Bij besluit van 27 maart 2008 heeft het college vrijstelling en bouwvergunning eerste fase verleend aan De Zwarte Hond voor de nieuwbouw van 300 studentenwoningen op het perceel Balthasar van der Polweg (ongenummerd) te Delft (hierna: het perceel).

Uitspraak

201107612/1/A1.

Datum uitspraak: 21 maart 2012

AFDELING

BESTUURSRECHTSPRAAK

Uitspraak op het hoger beroep van:

[appellant], wonend te Delft,

tegen de uitspraak van de rechtbank 's-Gravenhage van 1 juni 2011 in zaak nr. 10/4674 in het geding tussen:

[appellant]

en

het college van burgemeester en wethouders van Delft.

1. Procesverloop

Bij besluit van 27 maart 2008 heeft het college vrijstelling en bouwvergunning eerste fase verleend aan De Zwarte Hond voor de nieuwbouw van 300 studentenwoningen op het perceel Balthasar van der Polweg (ongenummerd) te Delft (hierna: het perceel).

Bij besluit van 9 juni 2008 heeft het college bouwvergunning tweede fase verleend aan Woningbouwvereniging Laurentius voor het oprichten van 300 woningen ten behoeve van studentenhuisvesting op het perceel.

Bij besluit van 25 mei 2010 heeft het college het door [appellant] tegen de besluiten van 27 maart 2008 en 9 juni 2008 gemaakte bezwaar kennelijk niet-ontvankelijk verklaard.

Bij uitspraak van 1 juni 2011, verzonden op dezelfde dag, heeft de rechtbank het door [appellant] daartegen ingestelde beroep gegrond verklaard, het besluit van 26 mei 2010 vernietigd en bepaald dat de rechtsgevolgen van het vernietigde besluit in stand blijven.
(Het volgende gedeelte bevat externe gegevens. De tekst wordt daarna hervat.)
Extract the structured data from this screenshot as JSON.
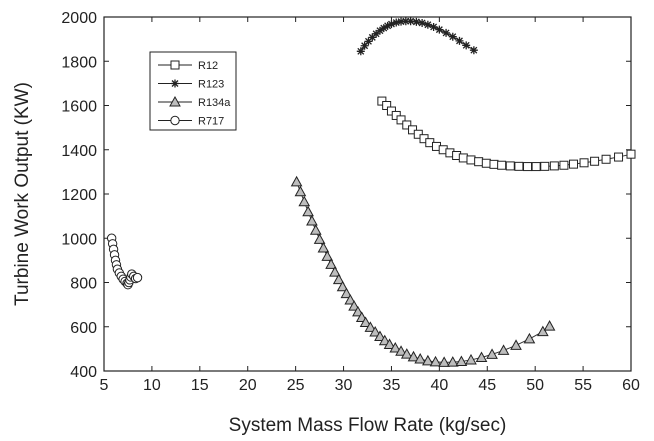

Deze uitspraak is aangehecht.

Tegen deze uitspraak heeft [appellant] bij brief, bij de Raad van State ingekomen op 12 juli 2011, hoger beroep ingesteld. De gronden van het hoger beroep zijn aangevuld bij brief van 10 augustus 2011.
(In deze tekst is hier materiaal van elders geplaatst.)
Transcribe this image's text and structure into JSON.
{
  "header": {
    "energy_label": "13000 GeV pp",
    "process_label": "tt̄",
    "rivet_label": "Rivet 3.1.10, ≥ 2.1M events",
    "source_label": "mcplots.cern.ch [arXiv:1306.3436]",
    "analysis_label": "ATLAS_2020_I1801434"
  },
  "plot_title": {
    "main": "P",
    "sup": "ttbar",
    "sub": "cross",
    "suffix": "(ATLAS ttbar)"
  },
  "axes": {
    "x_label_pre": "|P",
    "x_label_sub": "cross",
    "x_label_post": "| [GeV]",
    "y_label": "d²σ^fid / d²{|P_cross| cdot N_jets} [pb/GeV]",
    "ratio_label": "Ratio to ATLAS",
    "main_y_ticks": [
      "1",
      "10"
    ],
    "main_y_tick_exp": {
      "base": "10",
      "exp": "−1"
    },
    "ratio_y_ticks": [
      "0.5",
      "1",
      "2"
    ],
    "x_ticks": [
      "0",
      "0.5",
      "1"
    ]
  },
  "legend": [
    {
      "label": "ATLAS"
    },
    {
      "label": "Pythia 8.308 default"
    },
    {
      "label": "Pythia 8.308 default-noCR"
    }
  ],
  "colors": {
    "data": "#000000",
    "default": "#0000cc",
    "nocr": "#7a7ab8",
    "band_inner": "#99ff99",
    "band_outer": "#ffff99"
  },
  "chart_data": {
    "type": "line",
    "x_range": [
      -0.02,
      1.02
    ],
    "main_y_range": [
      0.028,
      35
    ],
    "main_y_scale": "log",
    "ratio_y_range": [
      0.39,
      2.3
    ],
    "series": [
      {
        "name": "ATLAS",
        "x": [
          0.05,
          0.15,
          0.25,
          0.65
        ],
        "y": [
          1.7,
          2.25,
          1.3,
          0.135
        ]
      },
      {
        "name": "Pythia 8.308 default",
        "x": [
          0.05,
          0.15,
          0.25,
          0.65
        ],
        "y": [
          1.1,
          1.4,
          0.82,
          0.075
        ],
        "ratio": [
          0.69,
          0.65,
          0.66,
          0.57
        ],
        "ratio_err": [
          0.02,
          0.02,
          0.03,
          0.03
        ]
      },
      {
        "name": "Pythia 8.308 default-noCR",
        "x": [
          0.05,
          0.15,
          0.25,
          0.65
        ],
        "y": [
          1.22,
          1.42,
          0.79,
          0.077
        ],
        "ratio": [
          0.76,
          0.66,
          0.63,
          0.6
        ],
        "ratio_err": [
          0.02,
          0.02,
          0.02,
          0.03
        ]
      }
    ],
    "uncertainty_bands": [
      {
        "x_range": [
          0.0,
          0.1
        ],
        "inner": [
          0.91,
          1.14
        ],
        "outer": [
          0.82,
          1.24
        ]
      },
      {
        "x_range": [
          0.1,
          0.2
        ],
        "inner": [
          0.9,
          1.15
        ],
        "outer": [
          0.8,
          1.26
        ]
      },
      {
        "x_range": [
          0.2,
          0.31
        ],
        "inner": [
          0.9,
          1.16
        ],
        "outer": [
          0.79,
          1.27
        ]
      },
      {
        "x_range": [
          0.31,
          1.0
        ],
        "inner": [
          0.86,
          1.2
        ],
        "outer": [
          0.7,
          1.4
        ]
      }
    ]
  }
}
[appellant] heeft nadere stukken ingediend.

De zaak is door een meervoudige kamer van de Afdeling verwezen naar een enkelvoudige.
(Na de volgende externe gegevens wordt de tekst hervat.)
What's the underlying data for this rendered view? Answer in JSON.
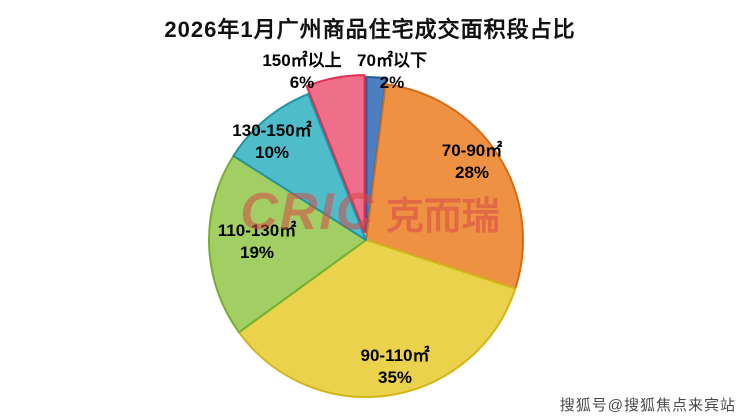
{
  "page": {
    "title": "2026年1月广州商品住宅成交面积段占比"
  },
  "chart_data": {
    "type": "pie",
    "title": "2026年1月广州商品住宅成交面积段占比",
    "legend_position": "none",
    "start_angle_deg": 0,
    "direction": "clockwise",
    "slices": [
      {
        "label": "70㎡以下",
        "pct": "2%",
        "value": 2,
        "color": "#4d7ebf",
        "edge": "#2a5d9c",
        "offset": 6
      },
      {
        "label": "70-90㎡",
        "pct": "28%",
        "value": 28,
        "color": "#ef9143",
        "edge": "#cf6d1d",
        "offset": 0
      },
      {
        "label": "90-110㎡",
        "pct": "35%",
        "value": 35,
        "color": "#ebd24c",
        "edge": "#d2b619",
        "offset": 0
      },
      {
        "label": "110-130㎡",
        "pct": "19%",
        "value": 19,
        "color": "#a2cf63",
        "edge": "#74b02c",
        "offset": 0
      },
      {
        "label": "130-150㎡",
        "pct": "10%",
        "value": 10,
        "color": "#4fbcca",
        "edge": "#1f96a6",
        "offset": 0
      },
      {
        "label": "150㎡以上",
        "pct": "6%",
        "value": 6,
        "color": "#ef6f8b",
        "edge": "#de2f56",
        "offset": 8
      }
    ]
  },
  "watermarks": {
    "center_logo": "CRIC",
    "center_text": "克而瑞",
    "bottom_right": "搜狐号@搜狐焦点来宾站"
  }
}
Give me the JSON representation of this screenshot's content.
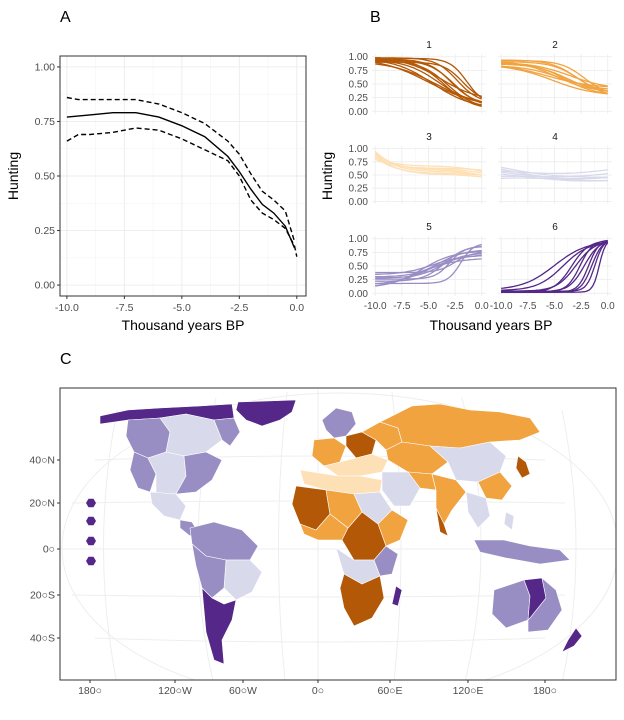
{
  "panels": {
    "a": {
      "label": "A"
    },
    "b": {
      "label": "B"
    },
    "c": {
      "label": "C"
    }
  },
  "colors": {
    "c1": "#b35806",
    "c2": "#f1a340",
    "c3": "#fee0b6",
    "c4": "#d8daeb",
    "c5": "#998ec3",
    "c6": "#542788",
    "grid": "#ebebeb",
    "text": "#4d4d4d"
  },
  "chart_data": [
    {
      "id": "A",
      "type": "line",
      "xlabel": "Thousand years BP",
      "ylabel": "Hunting",
      "xlim": [
        -10.3,
        0.4
      ],
      "ylim": [
        -0.05,
        1.05
      ],
      "xticks": [
        -10.0,
        -7.5,
        -5.0,
        -2.5,
        0.0
      ],
      "xtick_labels": [
        "-10.0",
        "-7.5",
        "-5.0",
        "-2.5",
        "0.0"
      ],
      "yticks": [
        0,
        0.25,
        0.5,
        0.75,
        1
      ],
      "ytick_labels": [
        "0.00",
        "0.25",
        "0.50",
        "0.75",
        "1.00"
      ],
      "grid": true,
      "series": [
        {
          "style": "solid",
          "x": [
            -10,
            -9,
            -8,
            -7,
            -6,
            -5,
            -4,
            -3,
            -2.5,
            -2,
            -1.5,
            -1,
            -0.5,
            -0.1
          ],
          "y": [
            0.77,
            0.78,
            0.79,
            0.79,
            0.77,
            0.73,
            0.68,
            0.59,
            0.52,
            0.44,
            0.37,
            0.33,
            0.27,
            0.17
          ]
        },
        {
          "style": "dashed",
          "x": [
            -10,
            -9.5,
            -9,
            -8,
            -7,
            -6,
            -5,
            -4,
            -3,
            -2.5,
            -2,
            -1.5,
            -1,
            -0.5,
            -0.1
          ],
          "y": [
            0.86,
            0.85,
            0.85,
            0.85,
            0.85,
            0.83,
            0.79,
            0.74,
            0.66,
            0.6,
            0.51,
            0.43,
            0.39,
            0.34,
            0.2
          ]
        },
        {
          "style": "dashed",
          "x": [
            -10,
            -9.5,
            -9,
            -8,
            -7,
            -6,
            -5,
            -4,
            -3,
            -2.5,
            -2,
            -1.5,
            -1,
            -0.5,
            -0.1,
            0
          ],
          "y": [
            0.66,
            0.69,
            0.69,
            0.7,
            0.72,
            0.71,
            0.67,
            0.62,
            0.57,
            0.5,
            0.39,
            0.33,
            0.3,
            0.26,
            0.18,
            0.13
          ]
        }
      ]
    },
    {
      "id": "B",
      "type": "line",
      "xlabel": "Thousand years BP",
      "ylabel": "Hunting",
      "xlim": [
        -10.3,
        0.4
      ],
      "ylim": [
        -0.05,
        1.05
      ],
      "xticks": [
        -10.0,
        -7.5,
        -5.0,
        -2.5,
        0.0
      ],
      "xtick_labels": [
        "-10.0",
        "-7.5",
        "-5.0",
        "-2.5",
        "0.0"
      ],
      "yticks": [
        0,
        0.25,
        0.5,
        0.75,
        1
      ],
      "ytick_labels": [
        "0.00",
        "0.25",
        "0.50",
        "0.75",
        "1.00"
      ],
      "facets": [
        {
          "title": "1",
          "color_key": "c1",
          "shape": "logistic",
          "curves": [
            [
              0.97,
              0.05,
              -4.6,
              1.8
            ],
            [
              0.95,
              0.1,
              -4.0,
              1.6
            ],
            [
              0.99,
              0.02,
              -3.6,
              1.4
            ],
            [
              0.96,
              0.12,
              -2.9,
              1.1
            ],
            [
              0.92,
              0.08,
              -4.3,
              2.1
            ],
            [
              0.98,
              0.15,
              -2.3,
              1.0
            ],
            [
              0.93,
              0.04,
              -3.2,
              1.3
            ],
            [
              0.99,
              0.08,
              -5.0,
              2.3
            ],
            [
              0.9,
              0.18,
              -1.8,
              0.9
            ],
            [
              0.97,
              0.12,
              -1.4,
              0.8
            ],
            [
              0.94,
              0.06,
              -2.6,
              1.2
            ],
            [
              0.98,
              0.2,
              -3.8,
              1.7
            ]
          ]
        },
        {
          "title": "2",
          "color_key": "c2",
          "shape": "logistic",
          "curves": [
            [
              0.92,
              0.35,
              -4.8,
              1.6
            ],
            [
              0.88,
              0.3,
              -4.0,
              1.4
            ],
            [
              0.9,
              0.4,
              -3.5,
              1.8
            ],
            [
              0.86,
              0.28,
              -5.2,
              2.0
            ],
            [
              0.94,
              0.32,
              -3.0,
              1.2
            ],
            [
              0.84,
              0.38,
              -4.4,
              1.7
            ],
            [
              0.91,
              0.25,
              -2.6,
              1.3
            ],
            [
              0.89,
              0.42,
              -5.8,
              2.2
            ],
            [
              0.87,
              0.33,
              -3.8,
              1.5
            ],
            [
              0.93,
              0.29,
              -2.2,
              1.1
            ]
          ]
        },
        {
          "title": "3",
          "color_key": "c3",
          "shape": "ushape",
          "curves": [
            [
              0.92,
              0.28,
              0.55,
              -3.6
            ],
            [
              0.88,
              0.32,
              0.6,
              -3.9
            ],
            [
              0.85,
              0.36,
              0.52,
              -3.2
            ],
            [
              0.95,
              0.24,
              0.58,
              -4.2
            ],
            [
              0.8,
              0.4,
              0.62,
              -3.0
            ],
            [
              0.9,
              0.3,
              0.5,
              -3.7
            ],
            [
              0.83,
              0.34,
              0.66,
              -4.4
            ]
          ]
        },
        {
          "title": "4",
          "color_key": "c4",
          "shape": "mixed",
          "curves": [
            [
              0.52,
              0.48
            ],
            [
              0.6,
              0.4
            ],
            [
              0.42,
              0.58
            ],
            [
              0.65,
              0.45
            ],
            [
              0.38,
              0.52
            ],
            [
              0.55,
              0.62
            ],
            [
              0.47,
              0.44
            ]
          ]
        },
        {
          "title": "5",
          "color_key": "c5",
          "shape": "logistic",
          "curves": [
            [
              0.22,
              0.88,
              -3.5,
              1.0
            ],
            [
              0.3,
              0.8,
              -4.0,
              1.2
            ],
            [
              0.15,
              0.72,
              -5.0,
              1.6
            ],
            [
              0.38,
              0.76,
              -2.5,
              0.8
            ],
            [
              0.08,
              0.65,
              -6.0,
              1.8
            ],
            [
              0.26,
              0.86,
              -3.0,
              0.7
            ],
            [
              0.34,
              0.7,
              -4.6,
              1.4
            ],
            [
              0.18,
              0.92,
              -2.0,
              0.6
            ],
            [
              0.1,
              0.78,
              -5.6,
              1.5
            ],
            [
              0.28,
              0.74,
              -3.8,
              1.1
            ]
          ]
        },
        {
          "title": "6",
          "color_key": "c6",
          "shape": "logistic",
          "curves": [
            [
              0.02,
              0.99,
              -1.8,
              0.5
            ],
            [
              0.03,
              0.98,
              -2.6,
              0.6
            ],
            [
              0.02,
              0.97,
              -3.4,
              0.8
            ],
            [
              0.04,
              0.99,
              -1.2,
              0.4
            ],
            [
              0.05,
              0.95,
              -4.2,
              1.2
            ],
            [
              0.02,
              0.99,
              -0.8,
              0.3
            ],
            [
              0.06,
              0.96,
              -5.0,
              1.5
            ],
            [
              0.03,
              0.98,
              -2.2,
              0.7
            ],
            [
              0.04,
              0.97,
              -3.0,
              0.9
            ],
            [
              0.02,
              0.99,
              -1.5,
              0.5
            ]
          ]
        }
      ]
    },
    {
      "id": "C",
      "type": "map",
      "xtick_labels": [
        "180○",
        "120○W",
        "60○W",
        "0○",
        "60○E",
        "120○E",
        "180○"
      ],
      "ytick_labels": [
        "40○N",
        "20○N",
        "0○",
        "20○S",
        "40○S"
      ],
      "legend": {
        "placement": "left",
        "color_keys": [
          "c3",
          "c4",
          "c5",
          "c6"
        ]
      }
    }
  ]
}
De Afdeling heeft de zaak ter zitting behandeld op 14 februari 2012, waar [appellant] en het college vertegenwoordig door W.M. van den Berg, werkzaam bij de gemeente, zijn verschenen.

2. Overwegingen

2.1. Vast staat dat het bezwaarschrift van [appellant] na het verstrijken van de termijn als bedoeld in artikel 6:7 van de Algemene wet bestuursrecht (hierna: de Awb) bij het college is ingediend.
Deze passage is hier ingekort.